Tito knew him; but he did not know whether it was life or death that had brought him into the presence of his injured father. It might be death—and death might mean this chill gloom with the face of the hideous past hanging over him for ever.

But now Baldassarre’s only dread was, lest the young limbs should escape him. He pressed his knuckles against the round throat, and knelt upon the chest with all the force of his aged frame. Let death come now!

Again he kept his watch on the face. And when the eyes were rigid again, he dared not trust them. He would never lose his hold till some one came and found them. Justice would send some witness, and then he, Baldassarre, would declare that he had killed this traitor, to whom he had once been a father. They would perhaps believe him now, and then he would be content with the struggle of justice on earth—then he would desire to die with his hold on this body, and follow the traitor to hell that he might clutch him there.

And so he knelt, and so he pressed his knuckles against the round throat, without trusting to the seeming death, till the light got strong and he could kneel no longer. Then he sat on the body, still clutching the neck of the tunic. But the hours went on, and no witness came. No eyes descried afar off the two human bodies among the tall grass by the riverside. Florence was busy with greater affairs, and the preparation of a deeper tragedy.
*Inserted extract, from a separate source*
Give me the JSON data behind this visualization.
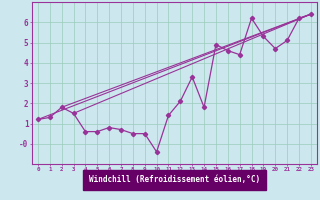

Not long after those two bodies were lying in the grass, Savonarola was being tortured, and crying out in his agony, “I will confess!”

It was not until the sun was westward that a waggon drawn by a mild grey ox came to the edge of the grassy margin, and as the man who led it was leaning to gather up the round stones that lay heaped in readiness to be carried away, he detected some startling object in the grass. The aged man had fallen forward, and his dead clutch was on the garment of the other. It was not possible to separate them: nay, it was better to put them into the waggon and carry them as they were into the great Piazza, that notice might be given to the Eight.

As the waggon entered the frequented streets there was a growing crowd escorting it with its strange burden. No one knew the bodies for a long while, for the aged face had fallen forward, half hiding the younger. But before they had been moved out of sight, they had been recognised.

“I know that old man,” Piero di Cosimo had testified. “I painted his likeness once. He is the prisoner who clutched Melema on the steps of the Duomo.”

“He is perhaps the same old man who appeared at supper in my gardens,” said Bernardo Rucellai, one of the Eight. “I had forgotten him. I thought he had died in prison. But there is no knowing the truth now.”

Who shall put his finger on the work of justice, and say, “It is there”? Justice is like the Kingdom of God—it is not without us as a fact, it is within us as a great yearning.